Articles

Pemilihan Umum (pemilu) merupakan sarana mewujudkan kedaulatan rakyat untuk memilih Presiden dan Wakil Presiden. anggota Dewan Perwakilan Rakyat, anggota Dewan Perwakilan Daerah dan anggota Dewan Perwakilan Rakyat Daerah, yang dilaksanakan secara langsung, umum, bebas, rahasia, jujur, dan adil. Pemilu yang diselenggarakan secara berkeadilan (electoral justice) dan berintegritas (electoral integrity) akan bermuara pada proses pemilihan yang tertib, damai, edukatif, dan menghasilkan pemerintahan baru yang legitimate. Namun praktek penyelenggaraan pemilu di Indonesia, dari satu pemilu ke pemilu berikutnya, kerap diwarnai praktek manipulasi pemilu (electoral manipulation) dan praktek kecurangan pemilu (electoral fraud). Apakah praktek manipulasi dan kecurangan pemilu 2024 semakin menurun, menipis ataukah semakin meningkat dan menebal.  Lalu bagaimana membongkar praktek pemilu buruk tersebut.

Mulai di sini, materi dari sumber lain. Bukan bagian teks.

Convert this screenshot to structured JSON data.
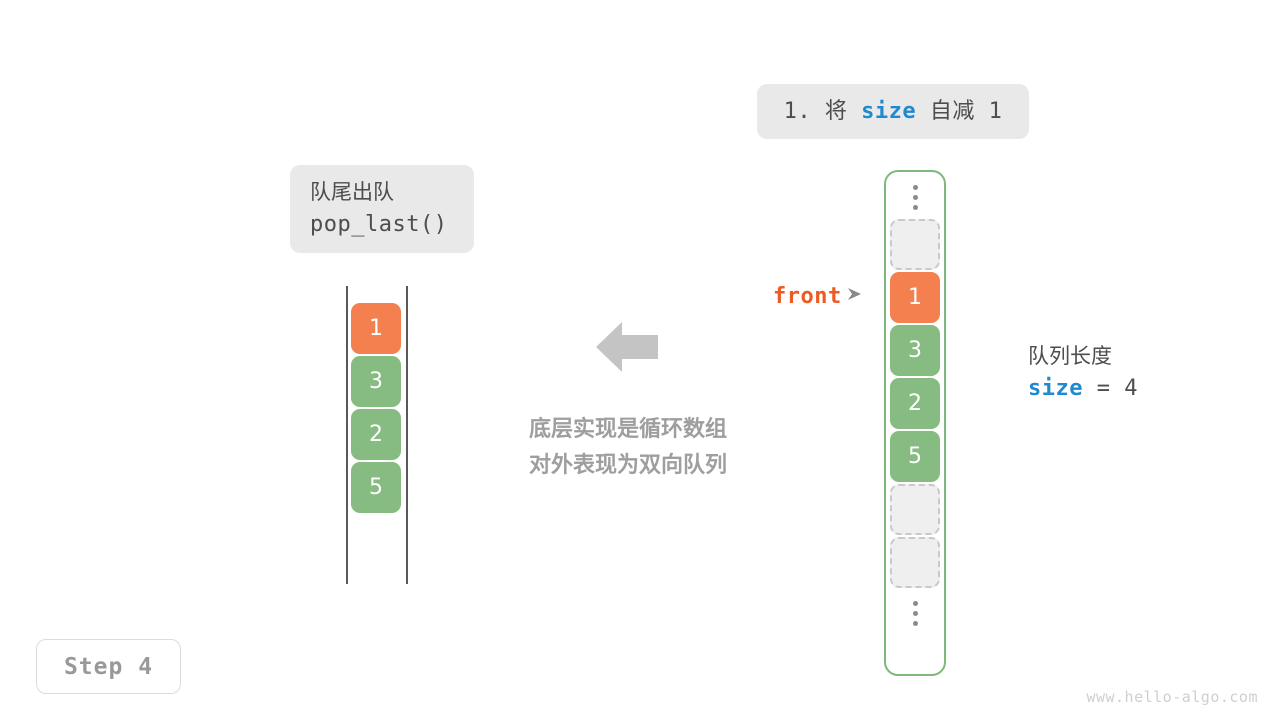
{
  "operation_badge": {
    "prefix": "1. 将 ",
    "keyword": "size",
    "suffix": " 自减 1"
  },
  "method_badge": {
    "title": "队尾出队",
    "code": "pop_last()"
  },
  "left_deque": {
    "name": "双向队列",
    "cells": [
      {
        "value": "1",
        "color": "#f4804f"
      },
      {
        "value": "3",
        "color": "#86bb82"
      },
      {
        "value": "2",
        "color": "#86bb82"
      },
      {
        "value": "5",
        "color": "#86bb82"
      }
    ]
  },
  "center": {
    "arrow_direction": "left",
    "caption_line1": "底层实现是循环数组",
    "caption_line2": "对外表现为双向队列"
  },
  "front_pointer": {
    "label": "front"
  },
  "circular_array": {
    "top_ellipsis": "⋮",
    "bottom_ellipsis": "⋮",
    "slots": [
      {
        "value": "",
        "state": "empty"
      },
      {
        "value": "1",
        "state": "filled",
        "color": "#f4804f"
      },
      {
        "value": "3",
        "state": "filled",
        "color": "#86bb82"
      },
      {
        "value": "2",
        "state": "filled",
        "color": "#86bb82"
      },
      {
        "value": "5",
        "state": "filled",
        "color": "#86bb82"
      },
      {
        "value": "",
        "state": "empty"
      },
      {
        "value": "",
        "state": "empty"
      }
    ]
  },
  "size_info": {
    "label": "队列长度",
    "var_name": "size",
    "equals": " = ",
    "value": "4"
  },
  "step_badge": {
    "text": "Step 4"
  },
  "watermark": {
    "text": "www.hello-algo.com"
  },
  "colors": {
    "orange": "#f4804f",
    "green": "#86bb82",
    "blue": "#1f8ad1",
    "front_orange": "#ed5b23",
    "badge_bg": "#e9e9e9",
    "gray_text": "#4d4d4d",
    "caption_gray": "#9e9e9e",
    "empty_fill": "#efefef",
    "empty_border": "#c9c9c9",
    "array_border": "#7cb97b"
  }
}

Berdasarkan data yang dirilis oleh Bawaslu RI hingga 8 Januari 2024, Bawaslu RI telah menangani pelanggaran Pemilu sebanyak 1.032 kasus yang terdiri dari 329 temuan dan 703 laporan. Sebanyak 585 kasus telah diregistrasi dengan rincian 297 laporan dan 288 temuan. Pelanggaran administrasi Pemilu yang terjadi, yakni: KPU melakukan rekrutmen penyelenggara tidak sesuai dengan prosedur sebanyak 6 kasus. KPU Provinsi melakukan penerimaan penyerahan dukungan pemilih DPD tidak sesuai ketentuan sebanyak 6 kasus. KPU, KPU Provinsi, dan KPU Kabupaten/Kota melakukan pergantian calon sementara anggota DPR, DPRD Provinsi, dan DPRD Kabupaten/Kota pada masa pencermatan rancangan DCT tidak sesuai tata cara, prosedur dan mekanisme sebanyak 6 kasus. KPU melakukan verifikasi faktual keanggotaan partai politik tidak sesuai ketentuan sebanyak 5 kasus. KPU melakukan verifikasi administrasi perbaikan teknis tidak sesuai ketentuan sebanyak 4 kasus.

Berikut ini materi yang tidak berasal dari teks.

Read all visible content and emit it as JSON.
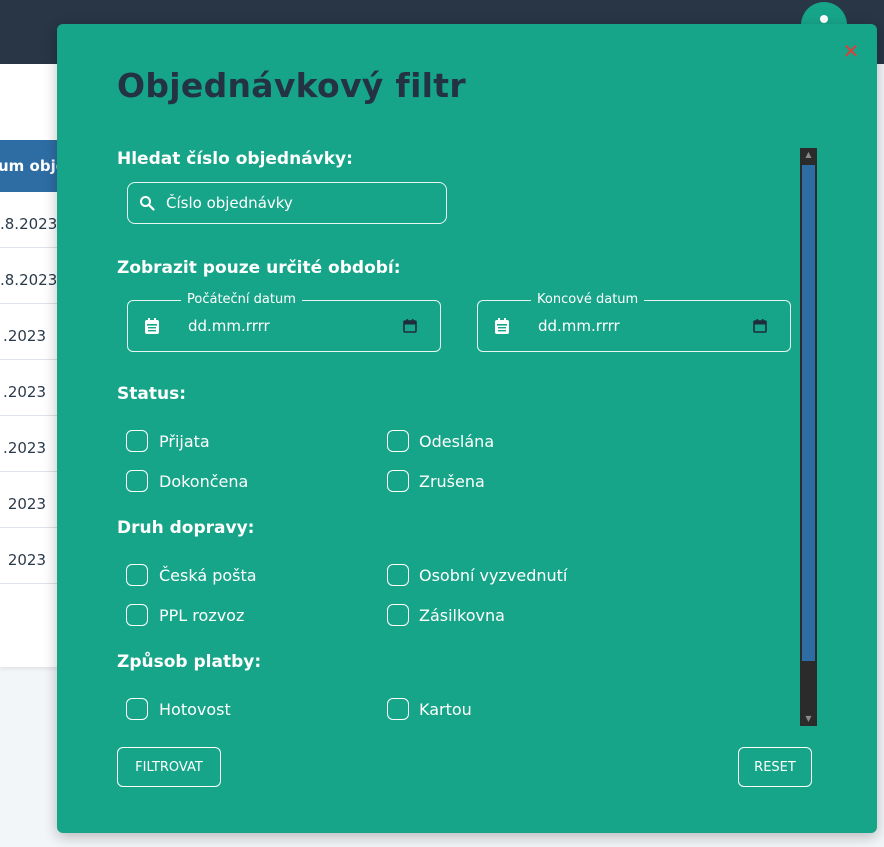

Pelanggaran kode etik penyelenggara pemilu yang terjadi antara lain: Panwascam melanggar kode etik dan pedoman perilaku penyelenggara Pemilu sebanyak 63 kasus. Panwascam tidak profesional dalam seleksi Pengawas Kelurahan/Desa (PKD) sebanyak 24 kasus. KPU tidak profesional dalam perekrutan PPK/PPS/KPPS sebanyak 18 kasus. KPU Kabupaten/Kota tidak profesional dalam seleksi PPK sebanyak 15 kasus. PPS tidak netral atau menunjukkan keberpihakan kepada Peserta Pemilu sebanyak 13 kasus.

Pelanggaran Aparatur Sipil Negara (ASN) yang terjadi antara lain: ASN memberikan dukungan melalui media sosial/masa kepada Peserta Pemilu sebanyak 19 kasus. ASN mengajak atau mengintimidasi untuk mendukung salah satu Peserta Pemilu sebanyak 6 kasus. ASN melakukan pendekatan/mendaftarkan diri pada salah satu Partai Politik sebanyak 5 kasus. Bupati/Wakil Bupati, Walikota/Wakil Walikota menyalahgunakan wewenang yang menguntungkan diri sendiri sebanyak 4 kasus. ASN menggunakan atribut Peserta Pemilu sebanyak 3 kasus.

Berbagai jenis pelanggaran pemilu yang direlease Bawaslu satu bulan sebelum pemungutan suara, tidak begitu mengagetkan public, karena kerap terjadi pada pemilu-pemilu sebelumnya. Namun public begitu terperanjat, ketika berbagai komponen pro demokrasi -seperti Koalisi Masyarakat Sipil, Guru Besar di berbagai Perguruan Tinggi, Badan Eksekutif Mahasiswa (BEM), Organisasi Mahasiswa Exstra Kampus (Ormek), Organisasi sosial kemasyarakatan (Ormas), Tim Kampanye Paslon 01 dan 03, Analis Politik, Media Massa (Pers)- menyuarakan berbagai manipulasi dan kecurangan pemilu yang lebih fundamental dan fantastik ke ruang public (public sphere). Hal ini selaras dengan persepsi public yang dipublikasikan dari hasil survey Lembaga Survey Indonesia (LSI), beberapa hari pasca pemungutan suara terkait aspek kecurangan pemilu. 31,4 persen pemilih menyatakan terjadi kecurangan pemilu. 31,4 persen dari 204.807.222 pemilih sekitar 64.309.467 merupakan jumlah yang sangat besar dan fantastik.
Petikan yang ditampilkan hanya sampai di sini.